A Review of ‘The Egg’ by Andy Weir

A Review of ‘The Egg’ by Andy Weir

Reading Andy Weir’s The Egg makes you appreciate how such a short story could encompass such a big idea: the idea that all of humanity is really one soul, reincarnating endlessly until it is “ready” to hatch into something greater. On the surface, it’s a comforting thought experiment. It reframes cruelty as self-harm, kindness as self-love, and makes you see your enemies, friends, and strangers as fragments of yourself. But the more I sat with it, the more I saw both its brilliance and its limitations.

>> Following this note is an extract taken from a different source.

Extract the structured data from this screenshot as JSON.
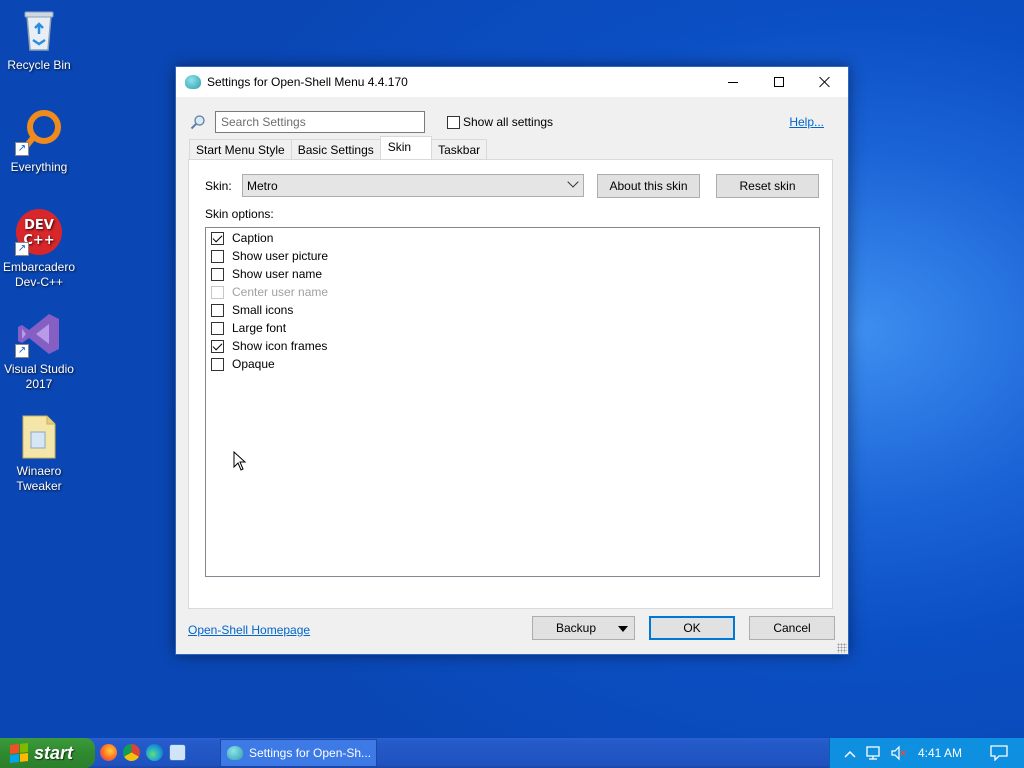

What really struck me is how much The Egg echoes ideas that already exist in different religions and philosophies. Hinduism and Buddhism, for example, both contain the concept of samsara (the endless cycle of rebirth) and the idea of ultimate liberation (moksha or nirvana). The story’s “you are everyone” twist feels like a modern echo of the Advaita Vedanta principle that the self (Atman) is not separate from the ultimate reality (Brahman). Similarly, the Buddhist teaching of interbeing, that everything is connected, and no self exists in isolation, parallels Weir’s framing of all humanity as one consciousness experiencing itself. Even Christianity often emphasises unity in God and the idea of “do unto others as you would have them do unto you,” which suddenly becomes literal in this universe.

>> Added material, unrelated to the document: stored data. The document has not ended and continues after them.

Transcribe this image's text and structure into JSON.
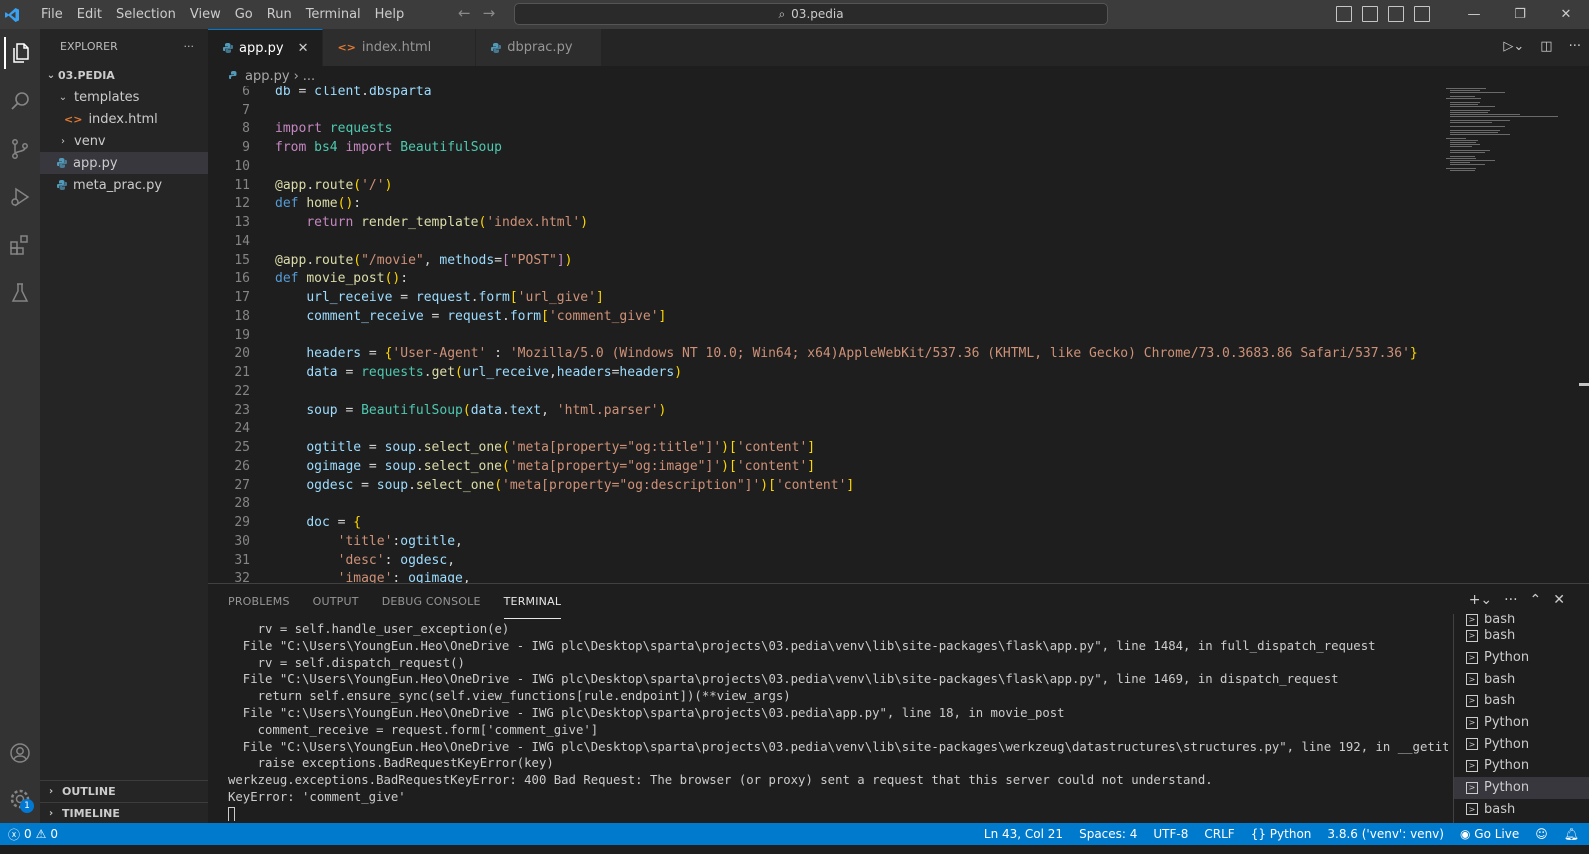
{
  "menu": [
    "File",
    "Edit",
    "Selection",
    "View",
    "Go",
    "Run",
    "Terminal",
    "Help"
  ],
  "search": {
    "text": "03.pedia"
  },
  "sidebar": {
    "title": "EXPLORER",
    "more": "···",
    "root": "03.PEDIA",
    "items": [
      {
        "label": "templates",
        "type": "folder-open",
        "level": 1
      },
      {
        "label": "index.html",
        "type": "html",
        "level": 2
      },
      {
        "label": "venv",
        "type": "folder",
        "level": 1
      },
      {
        "label": "app.py",
        "type": "python",
        "level": 1,
        "selected": true
      },
      {
        "label": "meta_prac.py",
        "type": "python",
        "level": 1
      }
    ],
    "outline": "OUTLINE",
    "timeline": "TIMELINE"
  },
  "tabs": [
    {
      "label": "app.py",
      "type": "python",
      "active": true
    },
    {
      "label": "index.html",
      "type": "html",
      "active": false
    },
    {
      "label": "dbprac.py",
      "type": "python",
      "active": false
    }
  ],
  "breadcrumb": {
    "file": "app.py",
    "rest": "..."
  },
  "code": [
    {
      "n": "6",
      "html": "<span class=\"vr\">db</span> = <span class=\"vr\">client</span>.<span class=\"vr\">dbsparta</span>"
    },
    {
      "n": "7",
      "html": ""
    },
    {
      "n": "8",
      "html": "<span class=\"kw\">import</span> <span class=\"cl\">requests</span>"
    },
    {
      "n": "9",
      "html": "<span class=\"kw\">from</span> <span class=\"cl\">bs4</span> <span class=\"kw\">import</span> <span class=\"cl\">BeautifulSoup</span>"
    },
    {
      "n": "10",
      "html": ""
    },
    {
      "n": "11",
      "html": "<span class=\"fn\">@app</span>.<span class=\"fn\">route</span><span class=\"pn\">(</span><span class=\"st\">'/'</span><span class=\"pn\">)</span>"
    },
    {
      "n": "12",
      "html": "<span class=\"kb\">def</span> <span class=\"fn\">home</span><span class=\"pn\">()</span>:"
    },
    {
      "n": "13",
      "html": "    <span class=\"kw\">return</span> <span class=\"fn\">render_template</span><span class=\"pn\">(</span><span class=\"st\">'index.html'</span><span class=\"pn\">)</span>"
    },
    {
      "n": "14",
      "html": ""
    },
    {
      "n": "15",
      "html": "<span class=\"fn\">@app</span>.<span class=\"fn\">route</span><span class=\"pn\">(</span><span class=\"st\">\"/movie\"</span>, <span class=\"vr\">methods</span>=<span class=\"kw\">[</span><span class=\"st\">\"POST\"</span><span class=\"kw\">]</span><span class=\"pn\">)</span>"
    },
    {
      "n": "16",
      "html": "<span class=\"kb\">def</span> <span class=\"fn\">movie_post</span><span class=\"pn\">()</span>:"
    },
    {
      "n": "17",
      "html": "    <span class=\"vr\">url_receive</span> = <span class=\"vr\">request</span>.<span class=\"vr\">form</span><span class=\"pn\">[</span><span class=\"st\">'url_give'</span><span class=\"pn\">]</span>"
    },
    {
      "n": "18",
      "html": "    <span class=\"vr\">comment_receive</span> = <span class=\"vr\">request</span>.<span class=\"vr\">form</span><span class=\"pn\">[</span><span class=\"st\">'comment_give'</span><span class=\"pn\">]</span>"
    },
    {
      "n": "19",
      "html": ""
    },
    {
      "n": "20",
      "html": "    <span class=\"vr\">headers</span> = <span class=\"pn\">{</span><span class=\"st\">'User-Agent'</span> : <span class=\"st\">'Mozilla/5.0 (Windows NT 10.0; Win64; x64)AppleWebKit/537.36 (KHTML, like Gecko) Chrome/73.0.3683.86 Safari/537.36'</span><span class=\"pn\">}</span>"
    },
    {
      "n": "21",
      "html": "    <span class=\"vr\">data</span> = <span class=\"cl\">requests</span>.<span class=\"fn\">get</span><span class=\"pn\">(</span><span class=\"vr\">url_receive</span>,<span class=\"vr\">headers</span>=<span class=\"vr\">headers</span><span class=\"pn\">)</span>"
    },
    {
      "n": "22",
      "html": ""
    },
    {
      "n": "23",
      "html": "    <span class=\"vr\">soup</span> = <span class=\"cl\">BeautifulSoup</span><span class=\"pn\">(</span><span class=\"vr\">data</span>.<span class=\"vr\">text</span>, <span class=\"st\">'html.parser'</span><span class=\"pn\">)</span>"
    },
    {
      "n": "24",
      "html": ""
    },
    {
      "n": "25",
      "html": "    <span class=\"vr\">ogtitle</span> = <span class=\"vr\">soup</span>.<span class=\"fn\">select_one</span><span class=\"pn\">(</span><span class=\"st\">'meta[property=\"og:title\"]'</span><span class=\"pn\">)</span><span class=\"pn\">[</span><span class=\"st\">'content'</span><span class=\"pn\">]</span>"
    },
    {
      "n": "26",
      "html": "    <span class=\"vr\">ogimage</span> = <span class=\"vr\">soup</span>.<span class=\"fn\">select_one</span><span class=\"pn\">(</span><span class=\"st\">'meta[property=\"og:image\"]'</span><span class=\"pn\">)</span><span class=\"pn\">[</span><span class=\"st\">'content'</span><span class=\"pn\">]</span>"
    },
    {
      "n": "27",
      "html": "    <span class=\"vr\">ogdesc</span> = <span class=\"vr\">soup</span>.<span class=\"fn\">select_one</span><span class=\"pn\">(</span><span class=\"st\">'meta[property=\"og:description\"]'</span><span class=\"pn\">)</span><span class=\"pn\">[</span><span class=\"st\">'content'</span><span class=\"pn\">]</span>"
    },
    {
      "n": "28",
      "html": ""
    },
    {
      "n": "29",
      "html": "    <span class=\"vr\">doc</span> = <span class=\"pn\">{</span>"
    },
    {
      "n": "30",
      "html": "        <span class=\"st\">'title'</span>:<span class=\"vr\">ogtitle</span>,"
    },
    {
      "n": "31",
      "html": "        <span class=\"st\">'desc'</span>: <span class=\"vr\">ogdesc</span>,"
    },
    {
      "n": "32",
      "html": "        <span class=\"st\">'image'</span>: <span class=\"vr\">ogimage</span>,"
    }
  ],
  "panel": {
    "tabs": [
      "PROBLEMS",
      "OUTPUT",
      "DEBUG CONSOLE",
      "TERMINAL"
    ],
    "active_tab": "TERMINAL",
    "terminal_lines": [
      "    rv = self.handle_user_exception(e)",
      "  File \"C:\\Users\\YoungEun.Heo\\OneDrive - IWG plc\\Desktop\\sparta\\projects\\03.pedia\\venv\\lib\\site-packages\\flask\\app.py\", line 1484, in full_dispatch_request",
      "    rv = self.dispatch_request()",
      "  File \"C:\\Users\\YoungEun.Heo\\OneDrive - IWG plc\\Desktop\\sparta\\projects\\03.pedia\\venv\\lib\\site-packages\\flask\\app.py\", line 1469, in dispatch_request",
      "    return self.ensure_sync(self.view_functions[rule.endpoint])(**view_args)",
      "  File \"c:\\Users\\YoungEun.Heo\\OneDrive - IWG plc\\Desktop\\sparta\\projects\\03.pedia\\app.py\", line 18, in movie_post",
      "    comment_receive = request.form['comment_give']",
      "  File \"C:\\Users\\YoungEun.Heo\\OneDrive - IWG plc\\Desktop\\sparta\\projects\\03.pedia\\venv\\lib\\site-packages\\werkzeug\\datastructures\\structures.py\", line 192, in __getitem__",
      "    raise exceptions.BadRequestKeyError(key)",
      "werkzeug.exceptions.BadRequestKeyError: 400 Bad Request: The browser (or proxy) sent a request that this server could not understand.",
      "KeyError: 'comment_give'"
    ],
    "terminals": [
      "bash",
      "bash",
      "Python",
      "bash",
      "bash",
      "Python",
      "Python",
      "Python",
      "Python",
      "bash"
    ],
    "selected_terminal": 8
  },
  "status": {
    "errors": "0",
    "warnings": "0",
    "position": "Ln 43, Col 21",
    "spaces": "Spaces: 4",
    "encoding": "UTF-8",
    "eol": "CRLF",
    "language": "Python",
    "interpreter": "3.8.6 ('venv': venv)",
    "golive": "Go Live"
  },
  "colors": {
    "accent": "#007acc",
    "background": "#1e1e1e",
    "sidebar": "#252526",
    "activitybar": "#333333"
  }
}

It’s not a theology or even a complete philosophy, but it can reframe your day-to-day lens. Whether or not you buy into the idea, the emotional truth resonates: what if I treated the world as though everyone really were me? What would cruelty look like then? What would love look like?

The concept of interconnectedness is what makes the story so emotionally powerful. Imagine the worst things ever done in history- wars, genocides, cruelty- and realizing that, in Weir’s universe, you were both the victim and the perpetrator. That kind of radical empathy is overwhelming. It’s easy to see why people find comfort in the message: if you are everyone, then no death is final, no life wasted. It makes forgiveness not just possible, but inevitable.

But then come the loopholes. The nagging cracks that make me question whether The Egg’s metaphor truly holds up.

“This time around, you’ll be a Chinese peasant girl in 540 AD.”
“Wait, what?” You stammered. “You’re sending me back in time?”
“Well, I guess technically. Time, as you know it, only exists in your universe. Things are different where I come from.”

This idea sounds profound, yet it also unravels itself. If every soul is destined to live all possible lives, then my “choices” aren’t really mine. They’re fragments of an enormous pre-written script, authored, ironically, by me. Free will becomes an illusion; every action is predetermined, every role unavoidable.

If I am everyone, individuality begins to dissolve. If I am destined to be both victim and perpetrator, then justice becomes meaningless. Why refrain from evil if, in the end, I will suffer and inflict suffering either way?

Suppose I live as person A in one lifetime and as person B in another, and B punches A. Responsibility becomes blurred. Morality turns strange. If I punch A as B, I’ve essentially punched myself. Yet if I don’t, I’ll still experience that same pain when I live A’s life. God may exist outside of time, but within the universe of The Egg, we don’t. The only way this works is if all actions are fixed. If there’s nothing I can do to alter the course of this cosmic “egg process”, how can I ‘mature’ or ‘learn’?

In effect, The Egg collapses moral responsibility into a kind of cosmic inevitability; a vision so total that it risks undermining the very ethical awakening it seeks to inspire.

Despite it all, the story emphasises the idea that behind our differences, there’s an inescapable web of connectedness- whether spiritual, biological, or moral.